William Jack, SHRR’s chief executive officer, agreed.

“Given the quality of the people in Traverse City and Grand Rapids, I don’t think it could have gone more smoothly,” Jack said. “That’s a testament to the members of the firm.”

SHRR will continue to do some litigation work in Traverse City but will no longer have an office presence there, he said.

“It’s bittersweet for me individually,” said Jack about his former Traverse City colleagues. “It was absolutely the right thing to do, but they’ve been a part of me for 25 years.”

Leaders of the three firms declined to discuss various financial details of the separation, including revenues generated by the Traverse City office. Adams said 95 percent of SHRR’s Traverse City clients moved to the new firms.

The Grand Rapids home office will feel the effects financially, said Jack.

“It will have a revenue impact on our firm,” he said. “But I’m optimistic we’ll be just fine.”
Parker Harvey is planning to move to the PNC Bank building on Garfield Avenue.
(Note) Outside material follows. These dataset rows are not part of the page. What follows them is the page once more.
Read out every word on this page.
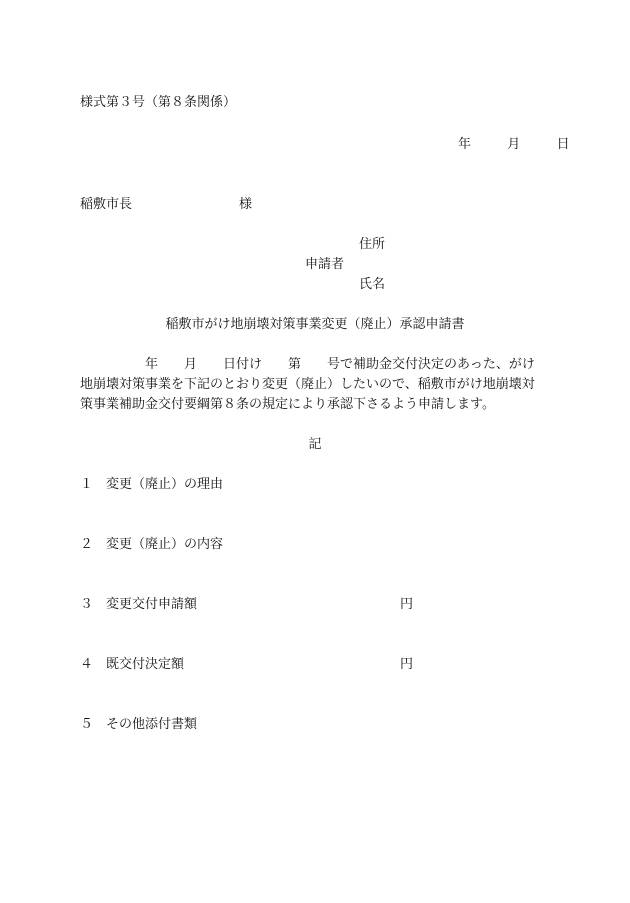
様式第３号（第８条関係）
年	月	日
稲敷市長	様
住所
申請者
氏名
稲敷市がけ地崩壊対策事業変更（廃止）承認申請書
　　　　　年　　月　　日付け　　第　　号で補助金交付決定のあった、がけ
地崩壊対策事業を下記のとおり変更（廃止）したいので、稲敷市がけ地崩壊対
策事業補助金交付要綱第８条の規定により承認下さるよう申請します。
記
１ 変更（廃止）の理由
２ 変更（廃止）の内容
３ 変更交付申請額	円
４ 既交付決定額	円
５ その他添付書類
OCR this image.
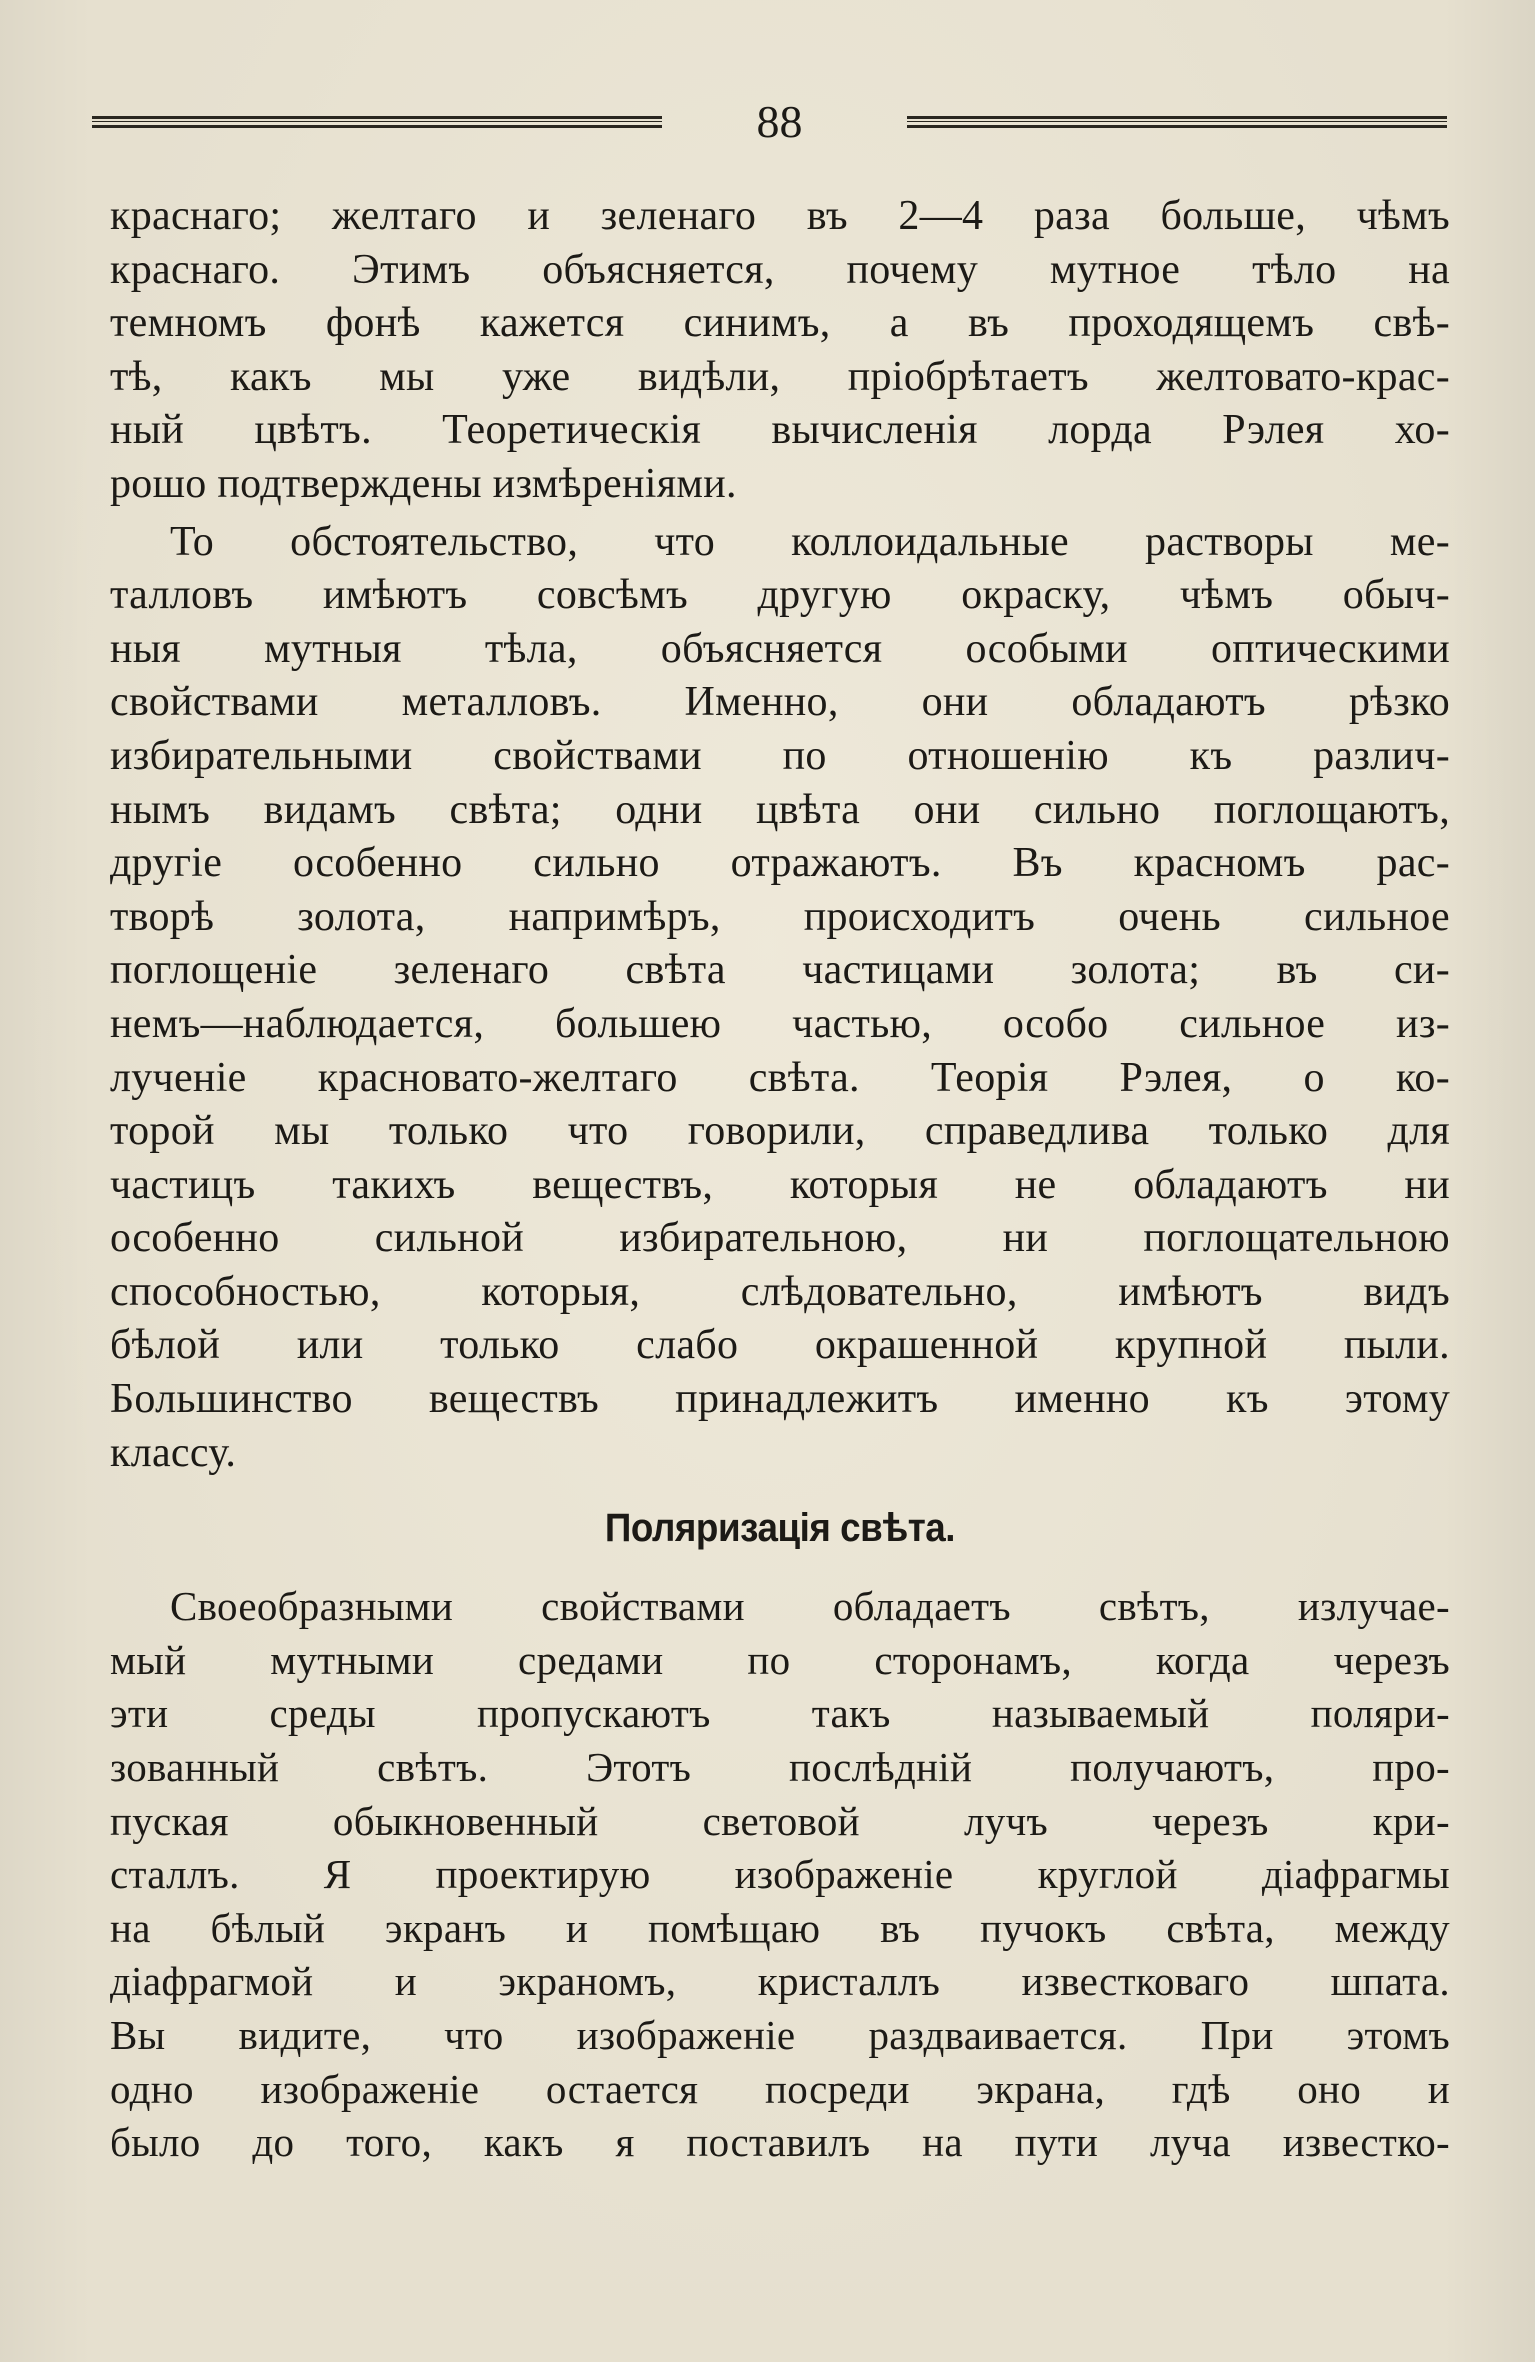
88
краснаго; желтаго и зеленаго въ 2—4 раза больше, чѣмъ
краснаго. Этимъ объясняется, почему мутное тѣло на
темномъ фонѣ кажется синимъ, а въ проходящемъ свѣ-
тѣ, какъ мы уже видѣли, пріобрѣтаетъ желтовато-крас-
ный цвѣтъ. Теоретическія вычисленія лорда Рэлея хо-
рошо подтверждены измѣреніями.
То обстоятельство, что коллоидальные растворы ме-
талловъ имѣютъ совсѣмъ другую окраску, чѣмъ обыч-
ныя мутныя тѣла, объясняется особыми оптическими
свойствами металловъ. Именно, они обладаютъ рѣзко
избирательными свойствами по отношенію къ различ-
нымъ видамъ свѣта; одни цвѣта они сильно поглощаютъ,
другіе особенно сильно отражаютъ. Въ красномъ рас-
творѣ золота, напримѣръ, происходитъ очень сильное
поглощеніе зеленаго свѣта частицами золота; въ си-
немъ—наблюдается, большею частью, особо сильное из-
лученіе красновато-желтаго свѣта. Теорія Рэлея, о ко-
торой мы только что говорили, справедлива только для
частицъ такихъ веществъ, которыя не обладаютъ ни
особенно сильной избирательною, ни поглощательною
способностью, которыя, слѣдовательно, имѣютъ видъ
бѣлой или только слабо окрашенной крупной пыли.
Большинство веществъ принадлежитъ именно къ этому
классу.
Поляризація свѣта.
Своеобразными свойствами обладаетъ свѣтъ, излучае-
мый мутными средами по сторонамъ, когда черезъ
эти среды пропускаютъ такъ называемый поляри-
зованный свѣтъ. Этотъ послѣдній получаютъ, про-
пуская обыкновенный световой лучъ черезъ кри-
сталлъ. Я проектирую изображеніе круглой діафрагмы
на бѣлый экранъ и помѣщаю въ пучокъ свѣта, между
діафрагмой и экраномъ, кристаллъ известковаго шпата.
Вы видите, что изображеніе раздваивается. При этомъ
одно изображеніе остается посреди экрана, гдѣ оно и
было до того, какъ я поставилъ на пути луча известко-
Dan brook Adams Raymond’s offices are located in the Lake Michigan Credit Union building on Front Street in Traverse City.

Boyles said the seeds of separation were planted in 2015 when the firm undertook a strategic planning exercise.

“We did an analysis of the state of the firm,” said Boyles, who was on its board of directors at the time.

“Looking at the financials, we began to question the benefit of a Grand Rapids firm having a Traverse City office. It’s expensive to have satellite offices. You lose some of the efficiencies.”

The Traverse City office also had a different practice mix than the rest of the firm. The local office was more a full-service firm while SHRR was “litigation heavy,” Boyles said.

“We had been trying for years to diversify in Grand Rapids and become more of a full-service law firm. But it was difficult to attract and retain attorneys who were not litigators,” he said. “We [in Traverse City] came to the realization that it made sense to focus on what we do best. We started thinking, ‘Is there a way to unwind this in a way that can work?’ ”

Jack said SHRR had become more of a statewide firm, while lawyers in the Traverse City office were focused on regional clients. And he agreed with Boyles that the Traverse City office had a different mix of legal services than the rest of the firm.

“We had specializations that didn’t exist anywhere in [SHRR,]” he said. “We tended to have more individual clients in things such as estate planning, probate and real estate, and not as many middle-market business clients as Grand Rapids.”

One of those specialties was employment law practiced by Adams, who decided to continue that in her own firm. Her new firm also offers several other specialties, including liquor licensing, and wealth preservation and succession.

“The situation soon crystalized for each of us,” Adams said. “We decided to become two firms focusing on different practice areas. We intend to have an amicable relationship between the firms and will have referral arrangements with each other.”

Like any separation or corporate restructuring, the lawyers and support staff worked through months of uncertainty as the split from SHRR was being negotiated.

“We had people who were here for 27 years and there was cause for them to be uncomfortable,” Boyles said. “But people stayed cool and kept their heads as they worked through multiple issues.”

Four support staffers were laid off in the separation and were given severance packages, he said.
Jack said SHRR and the two new Traverse City firms will refer cases to each other in the future.

“The people in Traverse City are first class,” he said. “We wish them the very best.”